His report noted that language and chants used at the protests — such as “How do you spell racist? N-Y-P-D” — “may have affected both NYPD officer behavior and the behavior of those attending the protests.”
Cuomo said the city’s leadership put rank-and-file cops — who were merely following orders “coming from the top” — in a difficult position during tense interactions with protesters.
“I think this is a very complicated, tense situation now that exists between the NYPD and the community. I think the tensions is destructive on everyone,” he said.
A spike in crime during the pandemic has only compounded the problem, according to the governor.
“You have a shooting crisis in New York City, you have a COVID crisis and you have a crisis in the increase in crime and shootings and the lack of solving these shootings. The tensions between the community and the police, the lack of trust; and the tensions between the police officer,” he said.
The governor noted that he has asked New York City and municipalities across the state to submit plans to overhaul police department practices by April 1, when Albany approves its budget.
PBA president Patrick Lynch praised Cuomo for holding de Blasio and NYPD brass — not the rank-and-file-cops he represents — accountable.

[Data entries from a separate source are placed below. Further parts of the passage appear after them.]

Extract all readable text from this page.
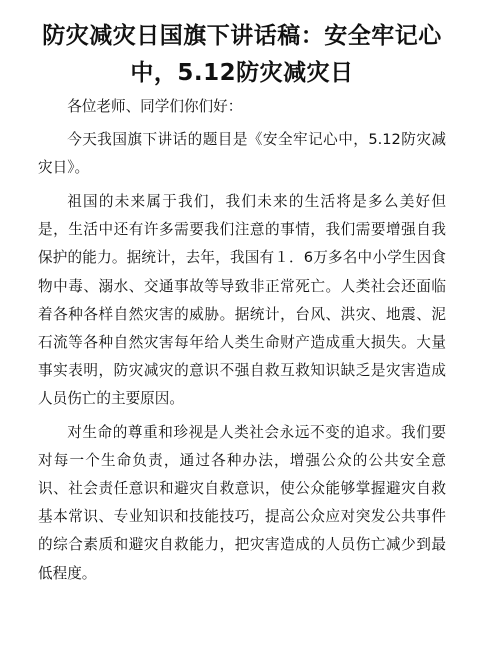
防灾减灾日国旗下讲话稿：安全牢记心中，5.12防灾减灾日

各位老师、同学们你们好：

今天我国旗下讲话的题目是《安全牢记心中，5.12防灾减灾日》。

祖国的未来属于我们，我们未来的生活将是多么美好但是，生活中还有许多需要我们注意的事情，我们需要增强自我保护的能力。据统计，去年，我国有１．6万多名中小学生因食物中毒、溺水、交通事故等导致非正常死亡。人类社会还面临着各种各样自然灾害的威胁。据统计，台风、洪灾、地震、泥石流等各种自然灾害每年给人类生命财产造成重大损失。大量事实表明，防灾减灾的意识不强自救互救知识缺乏是灾害造成人员伤亡的主要原因。

对生命的尊重和珍视是人类社会永远不变的追求。我们要对每一个生命负责，通过各种办法，增强公众的公共安全意识、社会责任意识和避灾自救意识，使公众能够掌握避灾自救基本常识、专业知识和技能技巧，提高公众应对突发公共事件的综合素质和避灾自救能力，把灾害造成的人员伤亡减少到最低程度。
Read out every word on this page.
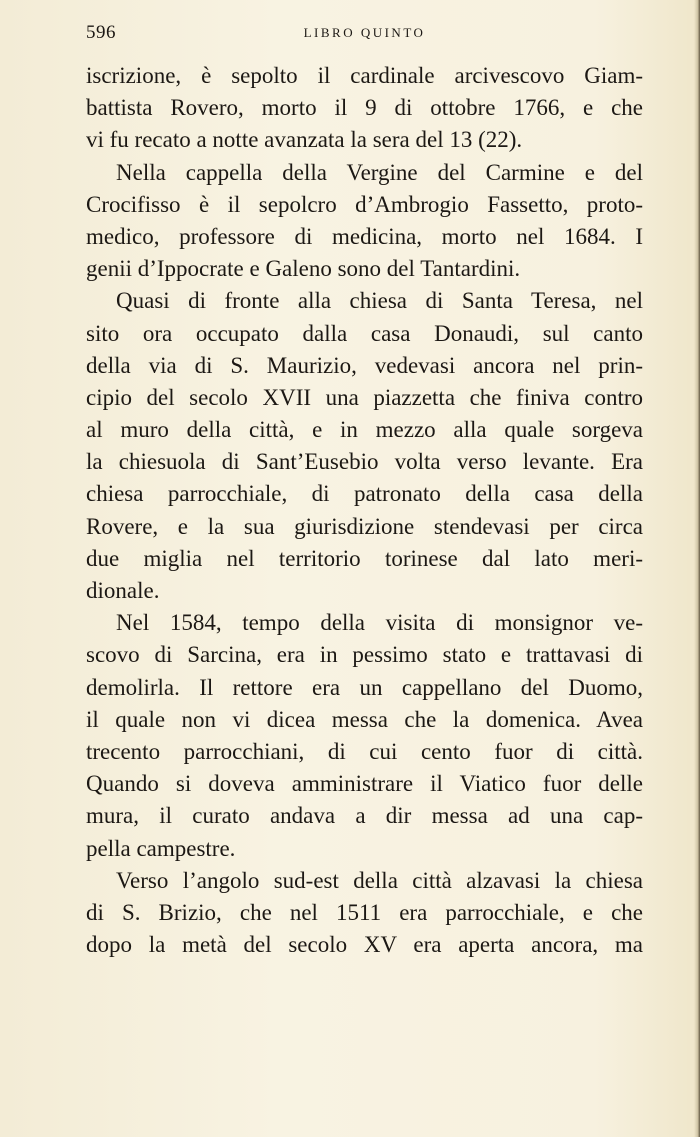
596	LIBRO QUINTO
iscrizione, è sepolto il cardinale arcivescovo Giam-
battista Rovero, morto il 9 di ottobre 1766, e che
vi fu recato a notte avanzata la sera del 13 (22).
Nella cappella della Vergine del Carmine e del
Crocifisso è il sepolcro d’Ambrogio Fassetto, proto-
medico, professore di medicina, morto nel 1684. I
genii d’Ippocrate e Galeno sono del Tantardini.
Quasi di fronte alla chiesa di Santa Teresa, nel
sito ora occupato dalla casa Donaudi, sul canto
della via di S. Maurizio, vedevasi ancora nel prin-
cipio del secolo XVII una piazzetta che finiva contro
al muro della città, e in mezzo alla quale sorgeva
la chiesuola di Sant’Eusebio volta verso levante. Era
chiesa parrocchiale, di patronato della casa della
Rovere, e la sua giurisdizione stendevasi per circa
due miglia nel territorio torinese dal lato meri-
dionale.
Nel 1584, tempo della visita di monsignor ve-
scovo di Sarcina, era in pessimo stato e trattavasi di
demolirla. Il rettore era un cappellano del Duomo,
il quale non vi dicea messa che la domenica. Avea
trecento parrocchiani, di cui cento fuor di città.
Quando si doveva amministrare il Viatico fuor delle
mura, il curato andava a dir messa ad una cap-
pella campestre.
Verso l’angolo sud-est della città alzavasi la chiesa
di S. Brizio, che nel 1511 era parrocchiale, e che
dopo la metà del secolo XV era aperta ancora, ma
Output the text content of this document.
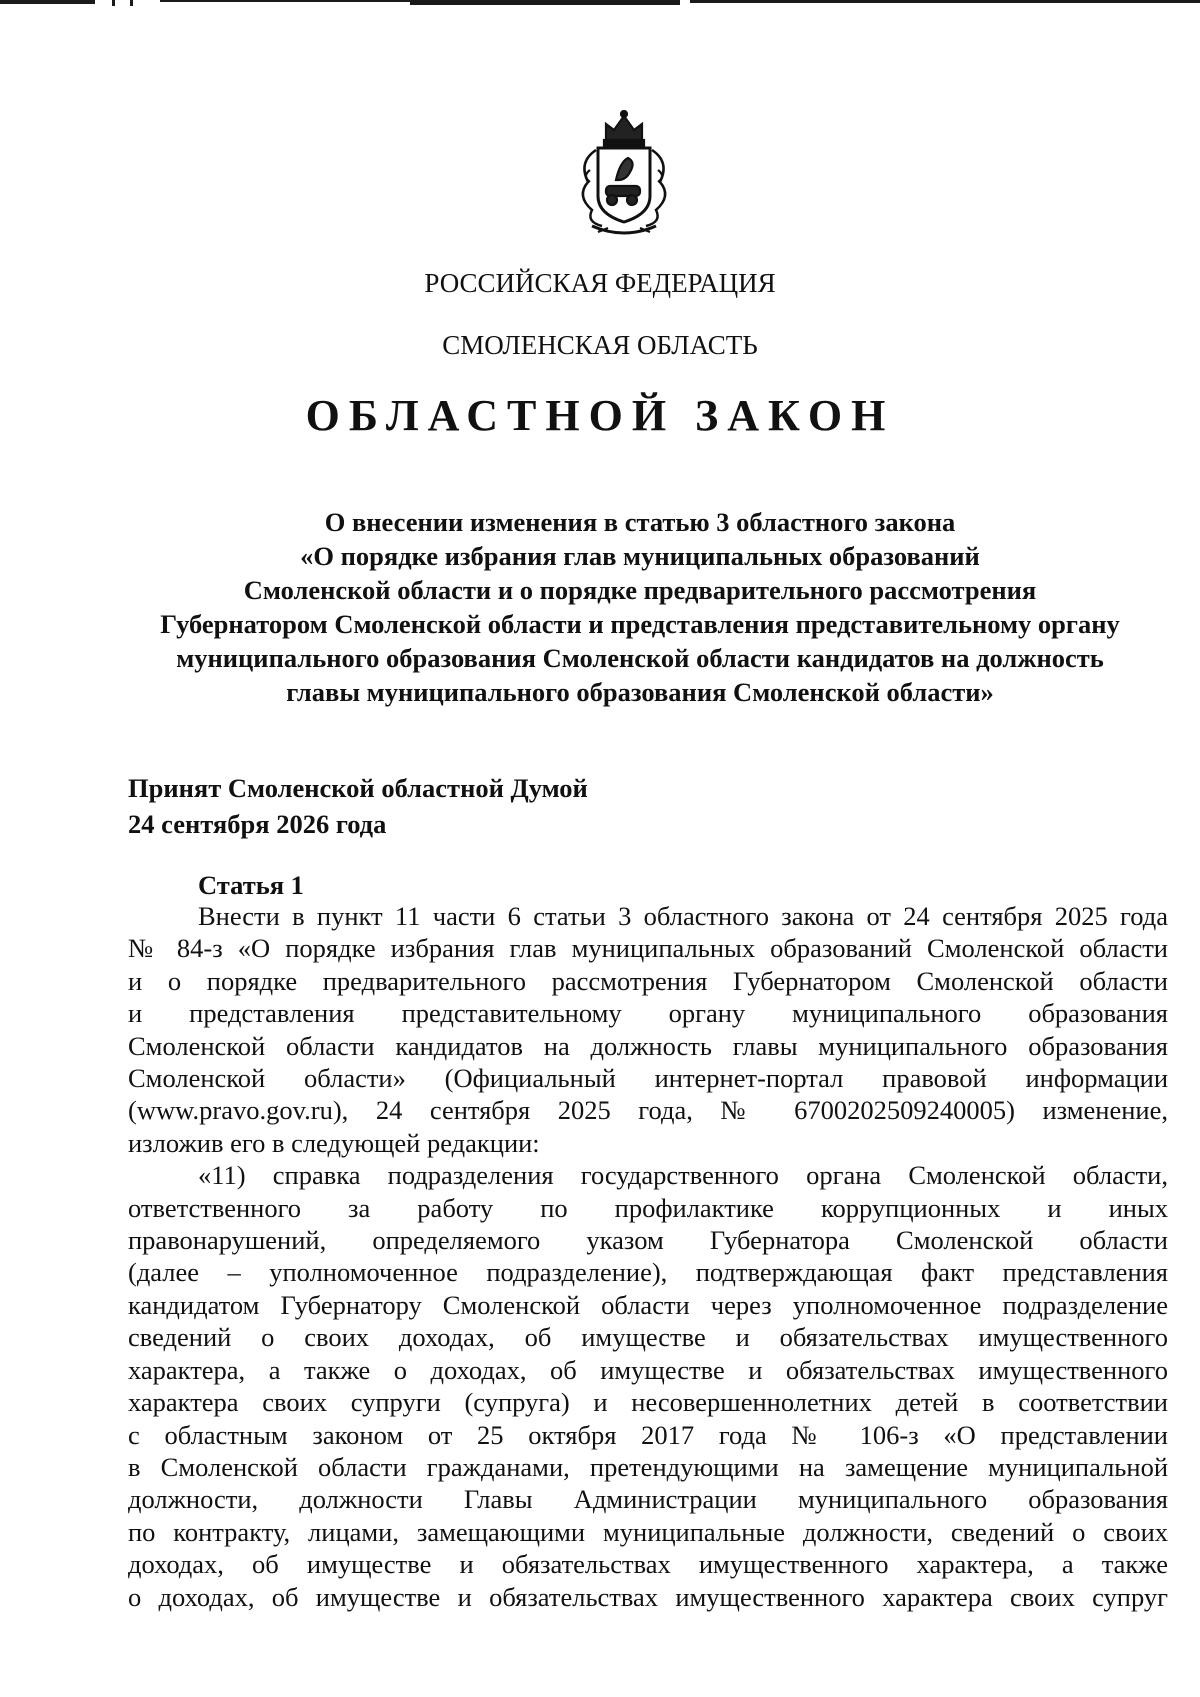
РОССИЙСКАЯ ФЕДЕРАЦИЯ
СМОЛЕНСКАЯ ОБЛАСТЬ
ОБЛАСТНОЙ ЗАКОН
О внесении изменения в статью 3 областного закона
«О порядке избрания глав муниципальных образований
Смоленской области и о порядке предварительного рассмотрения
Губернатором Смоленской области и представления представительному органу
муниципального образования Смоленской области кандидатов на должность
главы муниципального образования Смоленской области»
Принят Смоленской областной Думой
24 сентября 2026 года
Статья 1
Внести в пункт 11 части 6 статьи 3 областного закона от 24 сентября 2025 года
№ 84-з «О порядке избрания глав муниципальных образований Смоленской области
и о порядке предварительного рассмотрения Губернатором Смоленской области
и представления представительному органу муниципального образования
Смоленской области кандидатов на должность главы муниципального образования
Смоленской области» (Официальный интернет-портал правовой информации
(www.pravo.gov.ru), 24 сентября 2025 года, № 6700202509240005) изменение,
изложив его в следующей редакции:
«11) справка подразделения государственного органа Смоленской области,
ответственного за работу по профилактике коррупционных и иных
правонарушений, определяемого указом Губернатора Смоленской области
(далее – уполномоченное подразделение), подтверждающая факт представления
кандидатом Губернатору Смоленской области через уполномоченное подразделение
сведений о своих доходах, об имуществе и обязательствах имущественного
характера, а также о доходах, об имуществе и обязательствах имущественного
характера своих супруги (супруга) и несовершеннолетних детей в соответствии
с областным законом от 25 октября 2017 года № 106-з «О представлении
в Смоленской области гражданами, претендующими на замещение муниципальной
должности, должности Главы Администрации муниципального образования
по контракту, лицами, замещающими муниципальные должности, сведений о своих
доходах, об имуществе и обязательствах имущественного характера, а также
о доходах, об имуществе и обязательствах имущественного характера своих супруг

“The first step toward solving a problem is acknowledging it. Today, Gov. Cuomo acknowledged that police officers did not create New York City’s policing policies – City Hall and 1 Police Plaza did. He acknowledged that those policies are not only driving a wedge between cops and our communities – they are preventing us from keeping those communities safe,” Lynch said.
“But simply acknowledging a problem won’t solve it. Neither will scapegoating cops on the street or turning a blind eye to the actions of violent criminals. The public safety environment in New York City won’t improve until our leaders — at every level and in every branch of government — stop deflecting and grandstanding and start holding themselves accountable.”
James said since May 30, her office had received 1,300 complaints and pieces of evidence on alleged police misconduct from the protests and she heard from over 100 protesters during the 3-day public hearing in June.
The NYPD allegedly has a two-decades long history of “unconstitutional policing practices,” at large-scale protests, she said.
Yet, the city, the NYPD, the police commissioner, the mayor and the NYPD Chief of Department still failed to properly train the force to “prevent this misconduct,” her suit charged.
The lawsuit comes on the heels of a Department of Investigation report that found the NYPD made “a number of key errors” that “likely escalated tensions” among protesters, who took to the streets over the police death of George Floyd in Minneapolis.
The 111-page report, released last month, also found that the NYPD’s crowd control practices “produced excessive enforcement that contributed to heightened tensions.”
The NYPD is already under federal oversight for its use of stop-and-frisk, stemming from a 2013 lawsuit. A judge in that case ruled that the practice was unconstitutional and a form of racial profiling.